Acceleration + Deceleration = Effective Tennis Specific Movement
Dynamic balance is paramount in tennis, specifically during the deceleration movement phase before the player makes contact with the ball. Dynamic balance is the ability of the athlete to maintain a controlled center of gravity while the athlete is moving. This efficient energy transfer from the ground up through the entire kinetic chain (from the ground all the way into the ball) will result into a more efficient and powerful tennis stroke - faster racket head speeds and ball velocities.
Eccentric strength requires training of the muscles during the lengthening phase of the muscle action. Eccentric strengthening exercises need to be performed both on two feet as well as one foot. Nearly all tennis movements require the athlete to load one side of the body more than the other, and it is paramount that these uneven loading patterns are trained eccentrically as well as concentrically. Some great research performed by Dr. Todd Ellenbecker (chair of the certification commission of the International Tennis Performance Association) as well as other researchers have shown that physically trained humans can support approximately 30% more weight eccentrically than concentrically. Therefore, eccentric focused strength training needs to be incorporated into an athlete’s periodized program to successfully maximize their strength gains. A second major benefit of training eccentric strength is to aid in the prevention of injuries. A large portion of injuries to tennis players are due to insufficient eccentric strength in both the lower and upper body.
Power for the tennis player is what directly translates into greater racket head speed and ball velocity. The power equation is (Force X Distance) / Time. In simple terms, a powerful athlete produces high forces, over the greatest distance, in the shortest period of time. The importance of power training for tennis is well understood by most coaches and trainers; however, power is typically trained with the major focus on the concentric phase of the muscle movements. Most medicine ball drills and plyometric movements focus on developing power.
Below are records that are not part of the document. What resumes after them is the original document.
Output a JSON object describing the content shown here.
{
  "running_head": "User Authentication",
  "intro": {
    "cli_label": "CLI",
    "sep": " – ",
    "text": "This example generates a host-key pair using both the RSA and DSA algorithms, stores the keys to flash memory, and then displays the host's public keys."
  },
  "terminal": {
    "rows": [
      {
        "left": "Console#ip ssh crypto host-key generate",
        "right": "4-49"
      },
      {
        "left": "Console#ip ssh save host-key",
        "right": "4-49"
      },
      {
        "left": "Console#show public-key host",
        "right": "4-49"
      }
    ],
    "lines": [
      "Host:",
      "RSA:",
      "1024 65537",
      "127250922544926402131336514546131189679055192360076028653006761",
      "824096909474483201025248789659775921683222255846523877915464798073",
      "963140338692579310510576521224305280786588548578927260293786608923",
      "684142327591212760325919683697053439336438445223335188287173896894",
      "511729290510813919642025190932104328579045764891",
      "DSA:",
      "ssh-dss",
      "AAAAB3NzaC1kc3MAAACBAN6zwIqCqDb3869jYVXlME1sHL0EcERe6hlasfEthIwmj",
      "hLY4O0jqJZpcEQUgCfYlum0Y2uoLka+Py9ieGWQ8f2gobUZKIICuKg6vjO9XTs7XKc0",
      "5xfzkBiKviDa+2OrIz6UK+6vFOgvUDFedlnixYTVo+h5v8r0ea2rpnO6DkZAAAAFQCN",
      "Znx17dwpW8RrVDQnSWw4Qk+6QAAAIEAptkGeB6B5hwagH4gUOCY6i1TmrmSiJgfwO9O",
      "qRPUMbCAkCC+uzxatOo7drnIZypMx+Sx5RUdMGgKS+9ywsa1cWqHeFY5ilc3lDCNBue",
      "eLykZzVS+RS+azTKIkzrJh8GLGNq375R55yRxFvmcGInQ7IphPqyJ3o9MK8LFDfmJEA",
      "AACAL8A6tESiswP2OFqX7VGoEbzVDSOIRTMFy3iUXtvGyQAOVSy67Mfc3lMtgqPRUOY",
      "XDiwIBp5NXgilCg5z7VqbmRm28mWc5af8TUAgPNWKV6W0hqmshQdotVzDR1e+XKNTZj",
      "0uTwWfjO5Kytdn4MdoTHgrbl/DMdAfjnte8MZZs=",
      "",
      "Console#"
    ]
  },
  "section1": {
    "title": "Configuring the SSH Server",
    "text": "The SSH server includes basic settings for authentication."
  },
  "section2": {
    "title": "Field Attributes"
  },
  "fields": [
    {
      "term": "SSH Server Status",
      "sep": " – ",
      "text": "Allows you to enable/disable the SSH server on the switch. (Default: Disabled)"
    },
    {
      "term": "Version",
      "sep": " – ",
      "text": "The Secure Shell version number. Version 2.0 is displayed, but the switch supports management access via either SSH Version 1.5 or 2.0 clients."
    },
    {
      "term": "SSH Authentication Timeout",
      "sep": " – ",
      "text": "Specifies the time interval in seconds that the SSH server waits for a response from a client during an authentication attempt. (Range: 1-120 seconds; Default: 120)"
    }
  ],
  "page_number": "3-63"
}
However, training focused on the landing aspect of the plyometric movements or the catching (instead of throwing) aspect of the medicine ball workouts are many times overlooked or not emphasized appropriately.
Reactive strength has been defined as the ability to quickly change during the muscle contraction sequence from the eccentric to the concentric phase in the stretch-shortening cycle (SSC), and is a specific form of muscle power. A plyometric training program which utilizes lateral and multidirectional movements while limiting time on the ground will develop reactive strength and subsequent power outputs in the muscles and movements that are seen during tennis play. This type of training directly relates to a tennis athlete in their recovery sequences between shots and also during the times in a point when they are “wrong-footed” and are in need of rapid change of direction.
Deceleration ability of a tennis athlete is closely linked to successful agility and multi-direction movements. As such, it needs to be trained in a multi-focused training program with appropriate rest periods and loads that are progressed based on the tennis player’s growth, maturation and training stages. From a training perspective the posterior muscles of the tennis athlete needs to be a focus if the athlete is to become a successful player who has great deceleration ability. Training athletes to accelerate and be fast is only half the equation; deceleration before (or immediately after) racket and ball contact is a major link in the chain for successful performance, and if the deceleration link is not trained optimally the athlete will never reach his or her full potential. It is highly encouraged that you work with a certified tennis performance specialist (CTPS) who has the required knowledge, skills and abilities to specifically train tennis athletes as training for deceleration is challenging due the higher forces (predominantly due to eccentric muscle actions) that are applied to the athlete to stop quickly.